The purpose will probably change based on who your intended target is and some websites are geared towards showcasing products and services while others are geared towards providing practical information. Clearly, not every visitor to your site is ready to buy and visitors are at different stages of their buying journey. Some are browsing and researching while others are looking for ‘social proof’. As such, you need to design your website with the visitors’ experience in mind. I’m sure you’re familiar with the expression ‘content is king’ and content now comes in many different forms including video, audio, e-books, case studies, newsletters, infographics, checklists, photos and blogs.  The content should engage with your ideal type of customer and be visible to the search engines so it ranks well with Google.

As accountants, we believe your website’s ultimate purpose is to create new customers and revenue.
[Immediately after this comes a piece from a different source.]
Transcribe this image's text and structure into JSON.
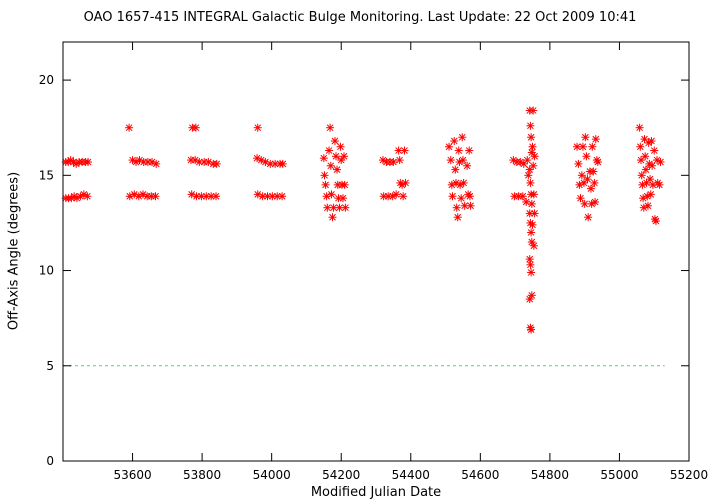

It is the hub of your marketing activities and in 2018 your website could be the difference between, gloom, doom and boom. It tells and sells your story 24 hours a day, seven days a week, 365 days a year.

If you were to critique your website today would it tick all these boxes?

Does your website work equally as well on mobile phones and tablets as it does on laptops? 
Does your site contain remarkable content that targets your ideal type of customer?

Does your home page precisely spell out what you do?

What do you want prospects to do when they land on your home page and do you have ‘calls to action’ prompting them to take that course of action? (Call now, order a free sample, download a demo, get a free quote etc.)
Do you have video content?
Do you see a site that is easy to navigate?
Do you have social proof and customer testimonials?
Do you provide a variety of offers for people at different stages of the buyer journey?
Are your pages written with keywords in mind and do they answer the questions that searchers are asking?

If not, it could be time for an upgrade or a makeover. Microsoft and Google both say that visitors will spend no more than 10 seconds on your site before they hit the back button. As your primary marketing tool, your website’s purpose is to generate leads, new customers and revenue. You should treat your website as an investment not a cost and remember, it will always be a work in progress.